Saturday, August 7, 2010

when the melancholy fit shall fall - J. Keats

Somedays feelings come rolling in over the hills of the heart and instead of breezing through, they hang in the valley and loom large threatening rain but never fully letting loose. These days are both ripe and muted. And sometimes muted wins the meta-physical tug of war and settles down damp and camps out, blanketing everything with a beige mist. Melancholy is a paralysing non emotion. This indifference towards all things is a void completely out of the moment and answers to no one. It is a bully, and when it smells vulnerability it pounces and slowly sucks the life blood from its prey.


What is melancholy apart from playground anti-hero? A sort of psychic vampire? This abominable grey-ness seems to go after the light, or at least snuff it out when no one’s looking. Some times he comes in the night when eyes are closed and hearts are open looking for easy targets. Once in, he can stick around for a desperate moment or an entire numbed lifetime. He is one of the strangest and slipperiest tricksters in the crime files of the human experience.


Poets throughout the ages have written of and continue to be stalked by this cloaked monster. Sensitive beings are the first to be attacked during melancholy’s massacres. They are often on the cusp of the exact things he is drawn to: hope, desire, love, tactile emotion, yearning, inquiry, excitement. These are delicious nectars from which to suck. And turned in on themselves they are hilarious puzzle pieces for our villain to try and jam together again. It is as if an entity possesses us when melancholy takes hold. Our spirit calls for us from a richer mental landscape, but there are bars on the windows and we are lying on the floor barely conscious enough to hear her reaching out.


How do we get up again? How do we rally ourselves and make a break for it when our arms and legs have pins and needles? The first thing, is to relax rather than resist. Resistance pleases melancholy, it reinforces his sense of strength. That's how bullies work: the more scared you are the less work they have to do. Then, once the walls start falling down you can allow for the spiritual membrane to be permeated by whatever is in that moment. Melancholy wants you to cave in. But a willingness to non judgmentally observe one’s surroundings is this brand of self obsession’s greatest tonic.
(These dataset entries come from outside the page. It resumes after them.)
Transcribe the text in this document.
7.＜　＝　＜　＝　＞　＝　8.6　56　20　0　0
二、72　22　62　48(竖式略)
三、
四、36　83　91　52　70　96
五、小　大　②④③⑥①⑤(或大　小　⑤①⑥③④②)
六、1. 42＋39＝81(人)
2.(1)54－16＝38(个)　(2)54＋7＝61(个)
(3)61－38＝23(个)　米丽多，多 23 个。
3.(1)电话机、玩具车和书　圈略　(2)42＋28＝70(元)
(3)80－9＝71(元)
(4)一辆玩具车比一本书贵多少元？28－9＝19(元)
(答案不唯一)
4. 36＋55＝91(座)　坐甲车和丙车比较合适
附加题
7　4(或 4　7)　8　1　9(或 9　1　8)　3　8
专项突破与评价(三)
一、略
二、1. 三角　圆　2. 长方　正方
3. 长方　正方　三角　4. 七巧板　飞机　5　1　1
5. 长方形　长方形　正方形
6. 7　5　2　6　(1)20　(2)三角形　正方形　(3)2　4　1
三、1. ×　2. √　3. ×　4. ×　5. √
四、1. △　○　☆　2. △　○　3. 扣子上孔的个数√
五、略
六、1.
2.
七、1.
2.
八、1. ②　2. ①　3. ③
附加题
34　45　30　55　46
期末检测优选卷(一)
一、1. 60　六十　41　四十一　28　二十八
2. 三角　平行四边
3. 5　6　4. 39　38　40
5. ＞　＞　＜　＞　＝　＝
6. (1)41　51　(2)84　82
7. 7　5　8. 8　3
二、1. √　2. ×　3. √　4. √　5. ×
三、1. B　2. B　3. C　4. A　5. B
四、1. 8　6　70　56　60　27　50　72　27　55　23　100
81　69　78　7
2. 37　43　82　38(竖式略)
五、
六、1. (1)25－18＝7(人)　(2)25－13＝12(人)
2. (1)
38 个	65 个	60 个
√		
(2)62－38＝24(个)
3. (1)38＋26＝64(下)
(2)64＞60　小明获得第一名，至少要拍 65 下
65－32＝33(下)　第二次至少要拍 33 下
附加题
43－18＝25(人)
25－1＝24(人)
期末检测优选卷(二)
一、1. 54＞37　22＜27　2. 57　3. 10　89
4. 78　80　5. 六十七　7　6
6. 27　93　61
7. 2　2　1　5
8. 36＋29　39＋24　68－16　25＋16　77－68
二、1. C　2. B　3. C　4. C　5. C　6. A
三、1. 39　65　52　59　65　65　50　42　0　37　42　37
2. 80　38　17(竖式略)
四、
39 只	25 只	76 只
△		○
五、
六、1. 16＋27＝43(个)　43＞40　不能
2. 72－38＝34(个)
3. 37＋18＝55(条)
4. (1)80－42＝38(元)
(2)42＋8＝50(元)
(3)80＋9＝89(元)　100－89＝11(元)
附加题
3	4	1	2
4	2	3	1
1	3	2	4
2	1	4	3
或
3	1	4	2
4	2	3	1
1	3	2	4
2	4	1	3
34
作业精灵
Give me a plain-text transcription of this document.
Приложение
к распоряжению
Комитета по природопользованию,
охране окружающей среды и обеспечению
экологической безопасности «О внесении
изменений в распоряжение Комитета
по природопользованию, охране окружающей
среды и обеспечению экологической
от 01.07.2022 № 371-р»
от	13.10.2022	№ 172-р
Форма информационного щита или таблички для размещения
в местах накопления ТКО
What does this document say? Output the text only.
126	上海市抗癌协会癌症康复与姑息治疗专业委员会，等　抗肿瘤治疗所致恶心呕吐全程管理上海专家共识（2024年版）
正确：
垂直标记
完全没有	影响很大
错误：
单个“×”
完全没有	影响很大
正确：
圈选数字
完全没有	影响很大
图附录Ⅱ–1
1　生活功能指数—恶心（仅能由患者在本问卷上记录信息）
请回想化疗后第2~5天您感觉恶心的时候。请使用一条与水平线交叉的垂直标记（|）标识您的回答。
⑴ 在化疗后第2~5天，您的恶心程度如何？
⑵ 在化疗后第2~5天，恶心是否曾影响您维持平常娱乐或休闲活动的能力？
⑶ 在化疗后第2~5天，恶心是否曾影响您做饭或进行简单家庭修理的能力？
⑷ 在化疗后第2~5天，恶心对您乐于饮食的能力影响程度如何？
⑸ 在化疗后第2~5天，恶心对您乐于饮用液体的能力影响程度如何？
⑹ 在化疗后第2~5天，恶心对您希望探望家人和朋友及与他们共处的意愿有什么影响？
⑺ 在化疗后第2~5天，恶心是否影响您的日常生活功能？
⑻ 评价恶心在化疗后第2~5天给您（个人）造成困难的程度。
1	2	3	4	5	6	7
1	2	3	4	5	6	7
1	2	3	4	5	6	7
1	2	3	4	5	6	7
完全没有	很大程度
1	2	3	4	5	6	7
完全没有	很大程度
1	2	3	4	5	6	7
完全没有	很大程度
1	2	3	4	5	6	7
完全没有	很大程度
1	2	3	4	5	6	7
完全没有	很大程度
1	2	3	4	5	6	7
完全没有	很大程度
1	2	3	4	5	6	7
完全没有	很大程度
There is wisdom in fully experiencing each moment, no matter how uncomfortable or awkward feeling; I have learned through trial and error that repression and denial lead to no paradise. But indulgence is as futile as resistance. So, I let the waves wash over me. Sometimes I have to work my way back to the surface for breath, but I play in them even as I get smashed and tossed around. I honour the fact that the ocean of life is far more powerful than I. So, when I feel too tired for either fight or play, I simply sit on the sands and observe with reverence that from which I came.